Sidang Kepailitan PT Mas Murni Indonesia Tbk Memanas, Debitur dan Kreditur Tolak Rekomendasi Hakim Pengawas

SURABAYA,LintasHukrim– Sidang lanjutan perkara kepailitan PT Mas Murni Indonesia Tbk, pemilik Garden Palace Hotel Surabaya, kembali digelar di Pengadilan Niaga pada Pengadilan Negeri Surabaya, Selasa (14/10/2025).
Alih-alih menjadi forum klarifikasi, persidangan justru memanas setelah baik pihak debitur maupun sejumlah kreditur menolak rekomendasi hakim pengawas terkait pembubaran perusahaan.
Kuasa hukum PT Mas Murni, Aldrian Vernandito, menuding adanya sejumlah kejanggalan dalam proses verifikasi piutang dan keluarnya rekomendasi pembubaran perusahaan.
Menurutnya, kurator tidak pernah melakukan pencocokan piutang sebagaimana diatur dalam proses pemberesan, namun tiba-tiba muncul daftar piutang tetap dan surat rekomendasi pengakhiran.
“Tiba-tiba kurator mengeluarkan rekomendasi pengakhiran, lalu hakim pengawas juga mengusulkan pembubaran. Padahal tidak ada verifikasi ulang seperti yang kami minta secara resmi,” tegas Aldrian usai sidang.
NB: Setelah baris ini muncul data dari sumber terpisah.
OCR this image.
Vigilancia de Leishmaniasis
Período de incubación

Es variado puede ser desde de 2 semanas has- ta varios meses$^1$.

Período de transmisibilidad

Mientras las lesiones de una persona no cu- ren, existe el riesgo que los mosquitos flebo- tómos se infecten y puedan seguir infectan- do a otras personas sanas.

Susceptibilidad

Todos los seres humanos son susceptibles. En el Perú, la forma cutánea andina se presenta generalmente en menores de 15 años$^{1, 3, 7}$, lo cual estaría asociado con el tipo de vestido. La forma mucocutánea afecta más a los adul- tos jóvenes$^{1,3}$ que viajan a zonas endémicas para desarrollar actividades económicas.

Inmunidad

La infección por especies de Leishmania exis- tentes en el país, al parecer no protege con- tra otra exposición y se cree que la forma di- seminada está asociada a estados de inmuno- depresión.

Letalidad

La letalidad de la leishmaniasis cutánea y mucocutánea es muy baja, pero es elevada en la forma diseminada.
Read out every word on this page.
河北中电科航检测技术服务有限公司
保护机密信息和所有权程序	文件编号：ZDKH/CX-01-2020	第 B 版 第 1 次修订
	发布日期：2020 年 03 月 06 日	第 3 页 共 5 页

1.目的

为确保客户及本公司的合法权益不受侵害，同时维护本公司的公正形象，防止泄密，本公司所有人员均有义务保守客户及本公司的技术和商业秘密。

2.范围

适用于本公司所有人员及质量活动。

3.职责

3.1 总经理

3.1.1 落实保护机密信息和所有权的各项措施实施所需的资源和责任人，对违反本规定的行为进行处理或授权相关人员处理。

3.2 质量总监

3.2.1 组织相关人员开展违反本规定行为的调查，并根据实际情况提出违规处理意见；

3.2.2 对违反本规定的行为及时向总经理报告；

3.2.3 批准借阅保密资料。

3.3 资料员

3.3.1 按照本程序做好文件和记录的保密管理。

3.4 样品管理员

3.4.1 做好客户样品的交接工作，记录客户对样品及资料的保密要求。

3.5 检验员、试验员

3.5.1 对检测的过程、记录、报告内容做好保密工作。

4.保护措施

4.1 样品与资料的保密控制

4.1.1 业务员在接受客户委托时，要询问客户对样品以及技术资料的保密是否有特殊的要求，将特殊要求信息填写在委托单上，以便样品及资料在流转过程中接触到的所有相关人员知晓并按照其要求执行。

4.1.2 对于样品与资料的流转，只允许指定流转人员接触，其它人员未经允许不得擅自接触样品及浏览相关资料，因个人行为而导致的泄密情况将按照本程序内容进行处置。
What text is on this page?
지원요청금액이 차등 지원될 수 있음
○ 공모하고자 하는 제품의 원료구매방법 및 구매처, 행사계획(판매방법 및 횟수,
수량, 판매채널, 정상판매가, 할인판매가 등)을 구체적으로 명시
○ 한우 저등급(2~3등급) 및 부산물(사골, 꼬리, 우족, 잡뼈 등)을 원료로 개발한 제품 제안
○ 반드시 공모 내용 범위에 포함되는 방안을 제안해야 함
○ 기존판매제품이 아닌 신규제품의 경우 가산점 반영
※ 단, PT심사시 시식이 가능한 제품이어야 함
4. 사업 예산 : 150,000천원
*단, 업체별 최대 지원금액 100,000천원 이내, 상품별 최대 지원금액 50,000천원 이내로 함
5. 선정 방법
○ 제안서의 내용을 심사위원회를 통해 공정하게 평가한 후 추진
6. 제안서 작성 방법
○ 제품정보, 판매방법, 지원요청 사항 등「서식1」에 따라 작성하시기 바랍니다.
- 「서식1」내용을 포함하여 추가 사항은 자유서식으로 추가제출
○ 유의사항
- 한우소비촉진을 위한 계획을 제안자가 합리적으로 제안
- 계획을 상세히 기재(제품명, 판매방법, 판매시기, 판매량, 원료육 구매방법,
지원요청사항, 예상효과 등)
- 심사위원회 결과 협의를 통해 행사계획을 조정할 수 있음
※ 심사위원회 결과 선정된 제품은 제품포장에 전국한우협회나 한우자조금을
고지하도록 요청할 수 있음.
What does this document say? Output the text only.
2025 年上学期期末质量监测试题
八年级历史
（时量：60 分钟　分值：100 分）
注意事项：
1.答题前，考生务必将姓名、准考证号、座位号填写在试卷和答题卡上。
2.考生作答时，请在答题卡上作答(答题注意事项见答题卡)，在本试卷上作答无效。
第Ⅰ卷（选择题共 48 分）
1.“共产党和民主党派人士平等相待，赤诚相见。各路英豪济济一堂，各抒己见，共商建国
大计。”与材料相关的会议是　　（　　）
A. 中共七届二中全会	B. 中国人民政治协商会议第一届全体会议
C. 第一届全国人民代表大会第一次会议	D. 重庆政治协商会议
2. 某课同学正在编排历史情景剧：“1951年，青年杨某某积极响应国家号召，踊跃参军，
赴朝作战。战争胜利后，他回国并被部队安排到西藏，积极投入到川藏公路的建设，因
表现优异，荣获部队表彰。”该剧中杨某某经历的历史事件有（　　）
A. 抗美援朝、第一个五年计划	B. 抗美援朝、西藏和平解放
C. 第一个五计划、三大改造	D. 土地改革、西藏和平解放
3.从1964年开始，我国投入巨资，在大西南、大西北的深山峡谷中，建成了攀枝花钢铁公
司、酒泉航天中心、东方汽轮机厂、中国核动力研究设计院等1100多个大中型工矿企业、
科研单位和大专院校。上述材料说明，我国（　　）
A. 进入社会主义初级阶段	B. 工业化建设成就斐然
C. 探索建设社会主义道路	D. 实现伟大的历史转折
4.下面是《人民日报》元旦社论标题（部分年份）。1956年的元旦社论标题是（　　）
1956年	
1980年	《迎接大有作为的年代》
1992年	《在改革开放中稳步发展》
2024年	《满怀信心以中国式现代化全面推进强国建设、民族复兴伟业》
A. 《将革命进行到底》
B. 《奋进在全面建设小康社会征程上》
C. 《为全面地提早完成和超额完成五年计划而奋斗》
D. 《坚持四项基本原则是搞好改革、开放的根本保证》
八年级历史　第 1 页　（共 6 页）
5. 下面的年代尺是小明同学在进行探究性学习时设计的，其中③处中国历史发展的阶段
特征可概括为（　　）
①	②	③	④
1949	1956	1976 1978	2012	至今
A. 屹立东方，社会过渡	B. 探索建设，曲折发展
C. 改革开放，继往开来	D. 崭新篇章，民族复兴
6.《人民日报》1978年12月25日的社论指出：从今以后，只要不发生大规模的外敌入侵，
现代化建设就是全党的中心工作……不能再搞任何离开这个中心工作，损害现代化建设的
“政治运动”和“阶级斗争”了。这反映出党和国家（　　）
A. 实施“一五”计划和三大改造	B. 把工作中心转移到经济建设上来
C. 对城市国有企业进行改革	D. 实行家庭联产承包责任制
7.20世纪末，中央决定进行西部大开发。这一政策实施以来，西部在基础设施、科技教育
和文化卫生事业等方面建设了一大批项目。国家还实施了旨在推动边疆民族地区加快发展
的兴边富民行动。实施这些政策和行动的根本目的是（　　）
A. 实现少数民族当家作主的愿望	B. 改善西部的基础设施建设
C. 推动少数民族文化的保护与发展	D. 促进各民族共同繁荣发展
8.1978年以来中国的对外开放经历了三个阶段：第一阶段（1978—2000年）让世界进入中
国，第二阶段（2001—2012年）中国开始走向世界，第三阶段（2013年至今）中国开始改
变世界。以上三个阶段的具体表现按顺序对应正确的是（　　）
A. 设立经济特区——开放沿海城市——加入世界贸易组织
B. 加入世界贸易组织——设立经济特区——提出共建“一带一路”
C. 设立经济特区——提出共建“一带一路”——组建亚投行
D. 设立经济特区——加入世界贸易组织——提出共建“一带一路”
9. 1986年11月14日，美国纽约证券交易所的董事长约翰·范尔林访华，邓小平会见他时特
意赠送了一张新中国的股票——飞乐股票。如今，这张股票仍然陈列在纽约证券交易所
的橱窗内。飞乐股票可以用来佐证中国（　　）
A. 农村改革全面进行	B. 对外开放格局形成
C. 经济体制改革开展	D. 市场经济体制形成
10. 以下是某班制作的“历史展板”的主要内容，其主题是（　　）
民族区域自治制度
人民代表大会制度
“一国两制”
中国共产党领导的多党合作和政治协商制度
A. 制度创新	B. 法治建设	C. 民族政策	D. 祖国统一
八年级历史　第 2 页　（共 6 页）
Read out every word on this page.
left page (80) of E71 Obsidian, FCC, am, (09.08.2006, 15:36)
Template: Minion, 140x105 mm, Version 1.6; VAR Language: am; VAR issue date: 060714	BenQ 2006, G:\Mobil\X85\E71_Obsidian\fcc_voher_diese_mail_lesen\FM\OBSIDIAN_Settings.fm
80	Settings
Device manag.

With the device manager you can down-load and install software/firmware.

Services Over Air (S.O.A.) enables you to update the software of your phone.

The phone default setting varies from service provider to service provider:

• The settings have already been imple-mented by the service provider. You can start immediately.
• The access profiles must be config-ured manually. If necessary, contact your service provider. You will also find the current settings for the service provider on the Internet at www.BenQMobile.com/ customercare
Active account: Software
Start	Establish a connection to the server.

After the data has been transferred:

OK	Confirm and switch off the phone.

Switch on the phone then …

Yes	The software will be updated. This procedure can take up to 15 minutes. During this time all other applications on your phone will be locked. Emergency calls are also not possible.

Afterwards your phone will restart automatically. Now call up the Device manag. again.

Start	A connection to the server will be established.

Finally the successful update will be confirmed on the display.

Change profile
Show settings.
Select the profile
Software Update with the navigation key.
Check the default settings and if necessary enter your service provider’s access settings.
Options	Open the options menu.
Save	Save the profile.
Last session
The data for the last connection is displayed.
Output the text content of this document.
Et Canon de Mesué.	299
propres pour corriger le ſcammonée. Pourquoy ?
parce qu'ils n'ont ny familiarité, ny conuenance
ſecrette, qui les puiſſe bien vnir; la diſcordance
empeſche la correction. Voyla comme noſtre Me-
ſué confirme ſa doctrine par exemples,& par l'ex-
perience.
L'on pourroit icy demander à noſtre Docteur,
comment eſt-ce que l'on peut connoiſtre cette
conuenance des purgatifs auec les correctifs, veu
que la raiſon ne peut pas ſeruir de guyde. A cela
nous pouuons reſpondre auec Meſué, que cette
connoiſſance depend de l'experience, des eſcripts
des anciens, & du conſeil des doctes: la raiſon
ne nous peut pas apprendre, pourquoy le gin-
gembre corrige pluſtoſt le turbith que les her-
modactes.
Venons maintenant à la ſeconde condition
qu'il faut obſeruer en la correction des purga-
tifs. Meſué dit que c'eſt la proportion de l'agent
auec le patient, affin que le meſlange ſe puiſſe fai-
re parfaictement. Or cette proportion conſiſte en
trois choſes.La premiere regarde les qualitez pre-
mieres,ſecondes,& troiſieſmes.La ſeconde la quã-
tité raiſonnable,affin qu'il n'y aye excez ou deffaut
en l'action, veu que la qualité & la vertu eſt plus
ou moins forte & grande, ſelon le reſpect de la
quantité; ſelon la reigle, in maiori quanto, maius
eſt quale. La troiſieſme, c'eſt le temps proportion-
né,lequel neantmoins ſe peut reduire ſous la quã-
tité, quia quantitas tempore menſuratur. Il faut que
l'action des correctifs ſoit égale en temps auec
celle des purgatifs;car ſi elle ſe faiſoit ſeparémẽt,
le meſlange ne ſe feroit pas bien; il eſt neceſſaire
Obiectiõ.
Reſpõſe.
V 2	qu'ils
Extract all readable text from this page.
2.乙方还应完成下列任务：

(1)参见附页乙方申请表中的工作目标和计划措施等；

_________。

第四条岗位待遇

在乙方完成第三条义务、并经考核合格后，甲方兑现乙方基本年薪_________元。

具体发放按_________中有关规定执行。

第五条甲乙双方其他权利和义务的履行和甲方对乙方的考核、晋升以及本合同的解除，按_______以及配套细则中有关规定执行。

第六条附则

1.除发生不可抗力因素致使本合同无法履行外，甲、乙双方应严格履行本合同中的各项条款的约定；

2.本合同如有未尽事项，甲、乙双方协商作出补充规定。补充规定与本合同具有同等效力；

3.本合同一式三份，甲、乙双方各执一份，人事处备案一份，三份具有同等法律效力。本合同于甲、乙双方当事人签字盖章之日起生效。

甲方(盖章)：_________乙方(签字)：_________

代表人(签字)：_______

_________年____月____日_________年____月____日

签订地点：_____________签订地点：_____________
Aldrian juga mempertanyakan keabsahan dokumen rekomendasi yang menyebut proses pencocokan piutang telah dilakukan.
“Kapan kami mencocokkan piutang? Itu pertanyaan besar yang sampai hari ini belum dijawab oleh kurator maupun hakim pengawas,” ujarnya.
Selain itu, ia menyoroti inkonsistensi sikap pengadilan yang sebelumnya memperbolehkan pengambilan dokumen melalui panitera, namun kemudian menolak permohonan tersebut.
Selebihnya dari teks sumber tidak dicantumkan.